Government ‘mixed messages’ put financial sector green progress at risk, MPs warn
The financial sector’s progress towards net zero risks stalling due to “mixed messages” from the government on green issues, a group of MPs has warned.
Breakthroughs achieved at COP26 on protecting nature and low carbon investment could be undone by ministerial confusion, the Environmental Audit Committee has today revealed.
Relying on investor behaviour may not lead to fast enough action on the climate, their report, titled ‘The financial sector and the UK’s net zero transition’, found, while so-called ‘comply or explain’ tactics would allow firms to comply by stating they have no green transition plan.
Committee chairman Philip Dunne said: “Globally, banks continue to pump trillions of dollars into fossil fuels, and we are not turning the dial fast enough to tackle the climate crisis.”
He urged ministers to “swiftly implement” mandatory transition plans — to avoid self-defeating ‘comply or explain’ policies — UK green taxonomy and carbon leakage mitigation measures.
And Dunne warned that “any delay” could “send mixed messages to the financial sector that the UK is wavering on its COP26 ambitions to become the first net zero-aligned financial centre”.
It comes as a report by centrist thinktank Demos said mandating firms to put environmental, social and governance (ESG) measures at the heart of their “directors’ duties” via reforming the UK Companies Act could lead to a seven per cent — or £149bn – boost to UK GDP a year.
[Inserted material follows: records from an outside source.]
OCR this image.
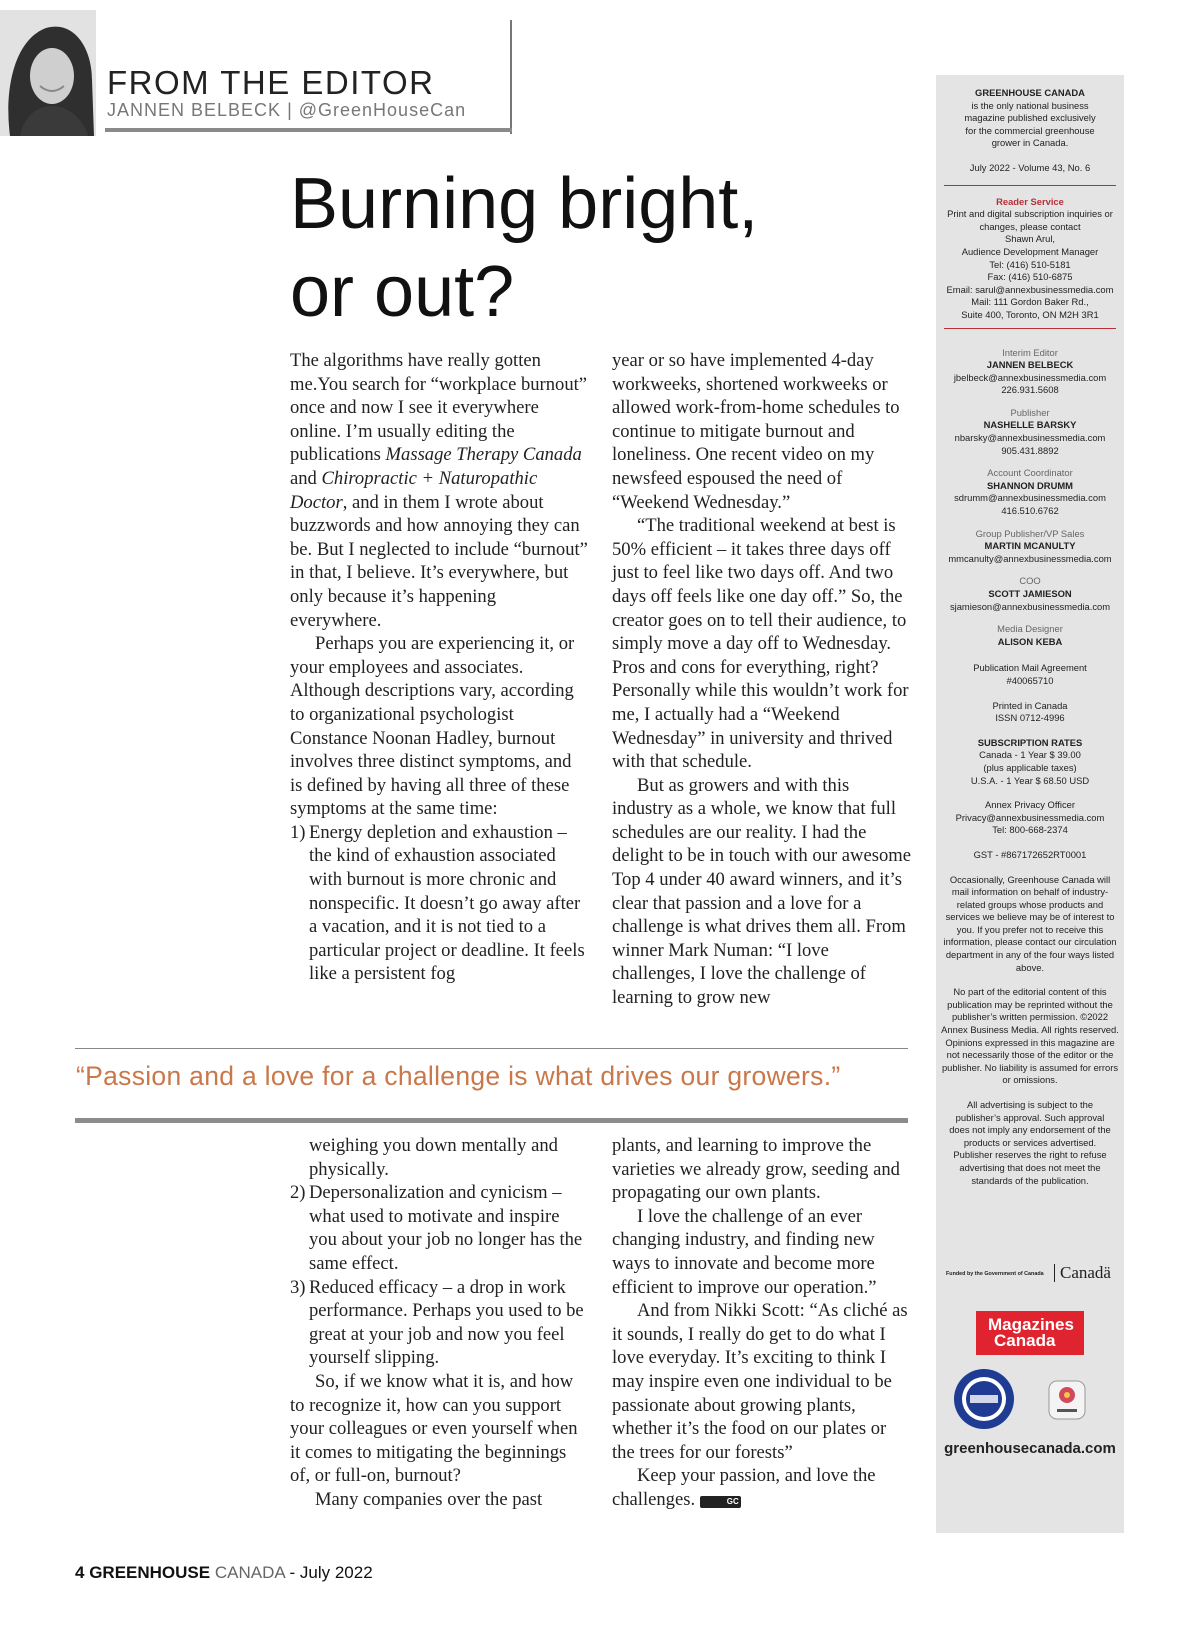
FROM THE EDITOR
JANNEN BELBECK | @GreenHouseCan
Burning bright,
or out?

The algorithms have really gotten me.You search for “workplace burnout” once and now I see it everywhere online. I’m usually editing the publications Massage Therapy Canada and Chiropractic + Naturopathic Doctor, and in them I wrote about buzzwords and how annoying they can be. But I neglected to include “burnout” in that, I believe. It’s everywhere, but only because it’s happening everywhere.

Perhaps you are experiencing it, or your employees and associates. Although descriptions vary, according to organizational psychologist Constance Noonan Hadley, burnout involves three distinct symptoms, and is defined by having all three of these symptoms at the same time:

1) Energy depletion and exhaustion – the kind of exhaustion associated with burnout is more chronic and nonspecific. It doesn’t go away after a vacation, and it is not tied to a particular project or deadline. It feels like a persistent fog

year or so have implemented 4-day workweeks, shortened workweeks or allowed work-from-home schedules to continue to mitigate burnout and loneliness. One recent video on my newsfeed espoused the need of “Weekend Wednesday.”

“The traditional weekend at best is 50% efficient – it takes three days off just to feel like two days off. And two days off feels like one day off.” So, the creator goes on to tell their audience, to simply move a day off to Wednesday. Pros and cons for everything, right? Personally while this wouldn’t work for me, I actually had a “Weekend Wednesday” in university and thrived with that schedule.

But as growers and with this industry as a whole, we know that full schedules are our reality. I had the delight to be in touch with our awesome Top 4 under 40 award winners, and it’s clear that passion and a love for a challenge is what drives them all. From winner Mark Numan: “I love challenges, I love the challenge of learning to grow new

“Passion and a love for a challenge is what drives our growers.”
weighing you down mentally and physically.
2) Depersonalization and cynicism – what used to motivate and inspire you about your job no longer has the same effect.
3) Reduced efficacy – a drop in work performance. Perhaps you used to be great at your job and now you feel yourself slipping.

So, if we know what it is, and how to recognize it, how can you support your colleagues or even yourself when it comes to mitigating the beginnings of, or full-on, burnout?

Many companies over the past

plants, and learning to improve the varieties we already grow, seeding and propagating our own plants.

I love the challenge of an ever changing industry, and finding new ways to innovate and become more efficient to improve our operation.”

And from Nikki Scott: “As cliché as it sounds, I really do get to do what I love everyday. It’s exciting to think I may inspire even one individual to be passionate about growing plants, whether it’s the food on our plates or the trees for our forests”

Keep your passion, and love the challenges.	GC

GREENHOUSE CANADA
is the only national business magazine published exclusively for the commercial greenhouse grower in Canada.
July 2022 - Volume 43, No. 6
Reader Service
Print and digital subscription inquiries or changes, please contact
Shawn Arul,
Audience Development Manager
Tel: (416) 510-5181
Fax: (416) 510-6875
Email: sarul@annexbusinessmedia.com
Mail: 111 Gordon Baker Rd.,
Suite 400, Toronto, ON M2H 3R1
Interim Editor
JANNEN BELBECK
jbelbeck@annexbusinessmedia.com
226.931.5608
Publisher
NASHELLE BARSKY
nbarsky@annexbusinessmedia.com
905.431.8892
Account Coordinator
SHANNON DRUMM
sdrumm@annexbusinessmedia.com
416.510.6762
Group Publisher/VP Sales
MARTIN MCANULTY
mmcanulty@annexbusinessmedia.com
COO
SCOTT JAMIESON
sjamieson@annexbusinessmedia.com
Media Designer
ALISON KEBA
Publication Mail Agreement
#40065710
Printed in Canada
ISSN 0712-4996
SUBSCRIPTION RATES
Canada - 1 Year $ 39.00
(plus applicable taxes)
U.S.A. - 1 Year $ 68.50 USD
Annex Privacy Officer
Privacy@annexbusinessmedia.com
Tel: 800-668-2374
GST - #867172652RT0001
Occasionally, Greenhouse Canada will mail information on behalf of industry-related groups whose products and services we believe may be of interest to you. If you prefer not to receive this information, please contact our circulation department in any of the four ways listed above.
No part of the editorial content of this publication may be reprinted without the publisher’s written permission. ©2022 Annex Business Media. All rights reserved. Opinions expressed in this magazine are not necessarily those of the editor or the publisher. No liability is assumed for errors or omissions.
All advertising is subject to the publisher’s approval. Such approval does not imply any endorsement of the products or services advertised. Publisher reserves the right to refuse advertising that does not meet the standards of the publication.
Funded by the Government of Canada Canadä
Magazines
Canada
greenhousecanada.com
4 GREENHOUSE CANADA - July 2022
In 2021, global banks financed approximately $742 billion on fossil fuels, while fossil fuel investment continues to significantly outpace renewables, the report stated.
But in 2023, the Global Green Finance Index ranked London as the leading green finance centre for the fourth time – and MPs are urging ministers to take action to maintain this.
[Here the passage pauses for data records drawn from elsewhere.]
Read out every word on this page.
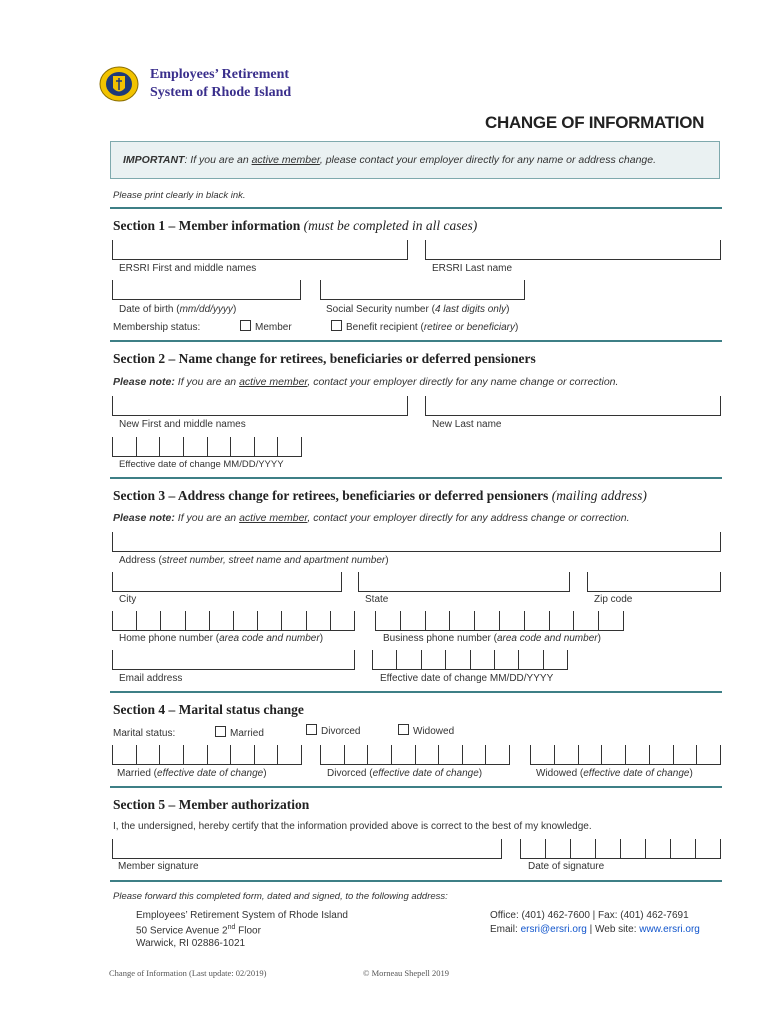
Employees’ Retirement
System of Rhode Island
CHANGE OF INFORMATION
IMPORTANT: If you are an active member, please contact your employer directly for any name or address change.
Please print clearly in black ink.
Section 1 – Member information (must be completed in all cases)
ERSRI First and middle names	ERSRI Last name
Date of birth (mm/dd/yyyy)	Social Security number (4 last digits only)
Membership status:	Member	Benefit recipient (retiree or beneficiary)
Section 2 – Name change for retirees, beneficiaries or deferred pensioners
Please note: If you are an active member, contact your employer directly for any name change or correction.
New First and middle names	New Last name
Effective date of change MM/DD/YYYY
Section 3 – Address change for retirees, beneficiaries or deferred pensioners (mailing address)
Please note: If you are an active member, contact your employer directly for any address change or correction.
Address (street number, street name and apartment number)
City	State	Zip code
Home phone number (area code and number)	Business phone number (area code and number)
Email address	Effective date of change MM/DD/YYYY
Section 4 – Marital status change
Marital status:	Married	Divorced	Widowed
Married (effective date of change)	Divorced (effective date of change)	Widowed (effective date of change)
Section 5 – Member authorization
I, the undersigned, hereby certify that the information provided above is correct to the best of my knowledge.
Member signature	Date of signature
Please forward this completed form, dated and signed, to the following address:
Employees’ Retirement System of Rhode Island
50 Service Avenue 2nd Floor
Warwick, RI 02886-1021
Office: (401) 462-7600 | Fax: (401) 462-7691
Email: ersri@ersri.org | Web site: www.ersri.org
Change of Information (Last update: 02/2019)	© Morneau Shepell 2019
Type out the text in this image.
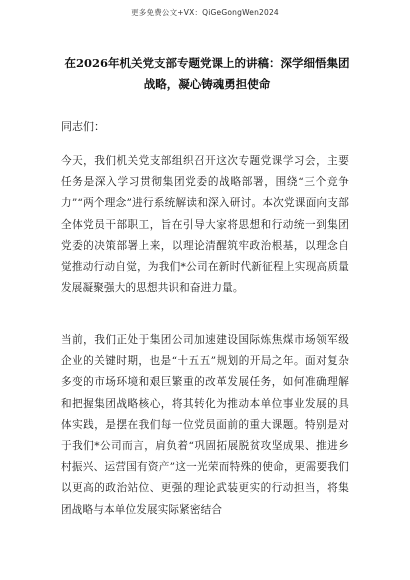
更多免费公文+VX：QiGeGongWen2024
在2026年机关党支部专题党课上的讲稿：深学细悟集团战略，凝心铸魂勇担使命
同志们：
今天，我们机关党支部组织召开这次专题党课学习会，主要任务是深入学习贯彻集团党委的战略部署，围绕“三个竞争力”“两个理念”进行系统解读和深入研讨。本次党课面向支部全体党员干部职工，旨在引导大家将思想和行动统一到集团党委的决策部署上来，以理论清醒筑牢政治根基，以理念自觉推动行动自觉，为我们*公司在新时代新征程上实现高质量发展凝聚强大的思想共识和奋进力量。
当前，我们正处于集团公司加速建设国际炼焦煤市场领军级企业的关键时期，也是“十五五”规划的开局之年。面对复杂多变的市场环境和艰巨繁重的改革发展任务，如何准确理解和把握集团战略核心，将其转化为推动本单位事业发展的具体实践，是摆在我们每一位党员面前的重大课题。特别是对于我们*公司而言，肩负着“巩固拓展脱贫攻坚成果、推进乡村振兴、运营国有资产”这一光荣而特殊的使命，更需要我们以更高的政治站位、更强的理论武装更实的行动担当，将集团战略与本单位发展实际紧密结合
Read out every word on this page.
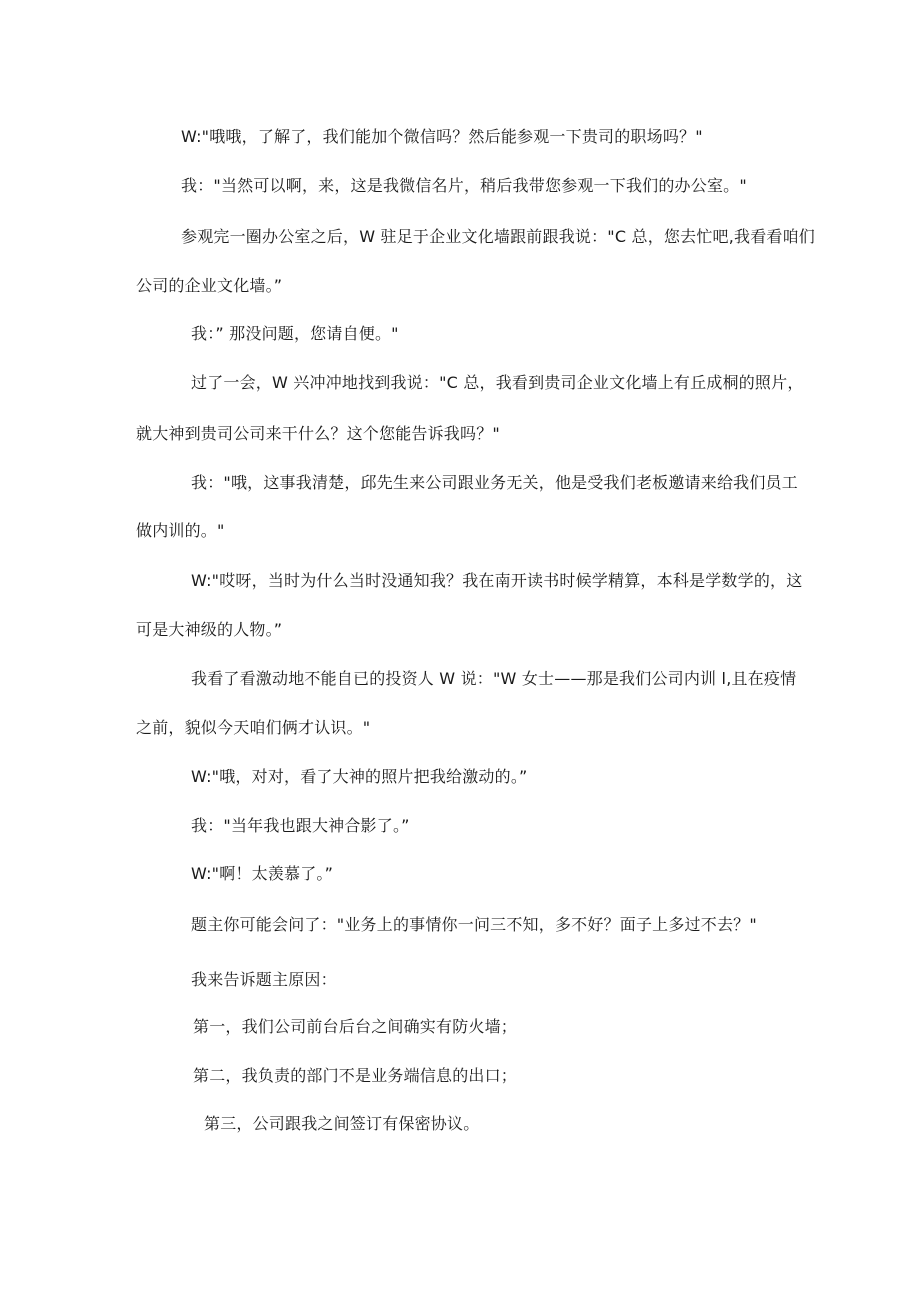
W:"哦哦，了解了，我们能加个微信吗？然后能参观一下贵司的职场吗？"
我："当然可以啊，来，这是我微信名片，稍后我带您参观一下我们的办公室。"
参观完一圈办公室之后，W 驻足于企业文化墙跟前跟我说："C 总，您去忙吧,我看看咱们
公司的企业文化墙。”
我：” 那没问题，您请自便。"
过了一会，W 兴冲冲地找到我说："C 总，我看到贵司企业文化墙上有丘成桐的照片，
就大神到贵司公司来干什么？这个您能告诉我吗？"
我："哦，这事我清楚，邱先生来公司跟业务无关，他是受我们老板邀请来给我们员工
做内训的。"
W:"哎呀，当时为什么当时没通知我？我在南开读书时候学精算，本科是学数学的，这
可是大神级的人物。”
我看了看激动地不能自已的投资人 W 说："W 女士——那是我们公司内训 l,且在疫情
之前，貌似今天咱们俩才认识。"
W:"哦，对对，看了大神的照片把我给激动的。”
我："当年我也跟大神合影了。”
W:"啊！太羡慕了。”
题主你可能会问了："业务上的事情你一问三不知，多不好？面子上多过不去？"
我来告诉题主原因：
第一，我们公司前台后台之间确实有防火墙；
第二，我负责的部门不是业务端信息的出口；
第三，公司跟我之间签订有保密协议。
They want to see a compulsory task force on nature-related financial disclosures (TNFD) within the next five years, and a carbon border adjustment mechanism as soon as possible.
While the government should publish quarterly reports highlighting moves towards energy independence while staying on track to meet net zero, the report urged, as well as calling for an independent body to be tasked with tracking net zero and high-carbon investment.
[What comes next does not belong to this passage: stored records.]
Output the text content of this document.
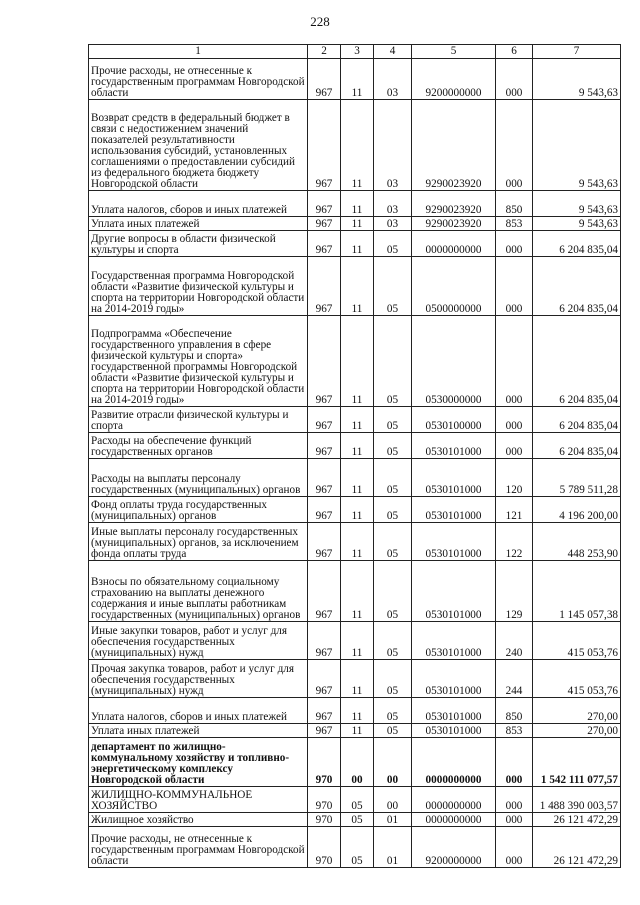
228
1	2	3	4	5	6	7
Прочие расходы, не отнесенные к государственным программам Новгородской области	967	11	03	9200000000	000	9 543,63
Возврат средств в федеральный бюджет в связи с недостижением значений показателей результативности использования субсидий, установленных соглашениями о предоставлении субсидий из федерального бюджета бюджету Новгородской области	967	11	03	9290023920	000	9 543,63
Уплата налогов, сборов и иных платежей	967	11	03	9290023920	850	9 543,63
Уплата иных платежей	967	11	03	9290023920	853	9 543,63
Другие вопросы в области физической культуры и спорта	967	11	05	0000000000	000	6 204 835,04
Государственная программа Новгородской области «Развитие физической культуры и спорта на территории Новгородской области на 2014-2019 годы»	967	11	05	0500000000	000	6 204 835,04
Подпрограмма «Обеспечение государственного управления в сфере физической культуры и спорта» государственной программы Новгородской области «Развитие физической культуры и спорта на территории Новгородской области на 2014-2019 годы»	967	11	05	0530000000	000	6 204 835,04
Развитие отрасли физической культуры и спорта	967	11	05	0530100000	000	6 204 835,04
Расходы на обеспечение функций государственных органов	967	11	05	0530101000	000	6 204 835,04
Расходы на выплаты персоналу государственных (муниципальных) органов	967	11	05	0530101000	120	5 789 511,28
Фонд оплаты труда государственных (муниципальных) органов	967	11	05	0530101000	121	4 196 200,00
Иные выплаты персоналу государственных (муниципальных) органов, за исключением фонда оплаты труда	967	11	05	0530101000	122	448 253,90
Взносы по обязательному социальному страхованию на выплаты денежного содержания и иные выплаты работникам государственных (муниципальных) органов	967	11	05	0530101000	129	1 145 057,38
Иные закупки товаров, работ и услуг для обеспечения государственных (муниципальных) нужд	967	11	05	0530101000	240	415 053,76
Прочая закупка товаров, работ и услуг для обеспечения государственных (муниципальных) нужд	967	11	05	0530101000	244	415 053,76
Уплата налогов, сборов и иных платежей	967	11	05	0530101000	850	270,00
Уплата иных платежей	967	11	05	0530101000	853	270,00
департамент по жилищно-коммунальному хозяйству и топливно-энергетическому комплексу Новгородской области	970	00	00	0000000000	000	1 542 111 077,57
ЖИЛИЩНО-КОММУНАЛЬНОЕ ХОЗЯЙСТВО	970	05	00	0000000000	000	1 488 390 003,57
Жилищное хозяйство	970	05	01	0000000000	000	26 121 472,29
Прочие расходы, не отнесенные к государственным программам Новгородской области	970	05	01	9200000000	000	26 121 472,29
“Enormous strides have been made in the last few years to champion a low carbon economy, but we’re at risk of this good work stalling through complacency,” Dunne added.
“Government must turbocharge its efforts once again in green finance.
“It is an enormous opportunity to shape the carbon financial markets of the future, yet the market alone cannot revolutionise in the way needed.”
A government spokesperson said: “This report fails to recognise the huge progress we’ve made in funding renewables, having attracted £200bn in low carbon investment since 2010, with a further £100bn expected by 2030 – powering up Britain and supporting up to 480,000 jobs.
“At this week’s Global Investment Summit, we also attracted nearly £30bn worth of commitments to invest in a range of projects including renewables production, grid capacity and heat pump manufacturing.
“We were the first major country to publish a green finance strategy in 2019, which we are using to further strengthen our leadership in green finance and provide the financial backing for our energy security, net zero and environmental targets.”
Ian Bhullar, principle for strategic and sustainability policy at banking trade body UK Finance, told City A.M.: “The UK is a global centre for financial services, and green finance will play a key part in delivering the transition to net zero, by providing capital to the low-carbon sectors of the future and supporting high-emitting sectors with finance to transition rapidly.
“But the Environmental Audit Committee is absolutely right that to deliver this transition activity, the City needs a clear policy framework, including tracking levels of investment into net zero and making sure that government funding for businesses is aligned with policy plans. These are things we recently called for in our Mobilising Capital for the Net Zero Transition paper.”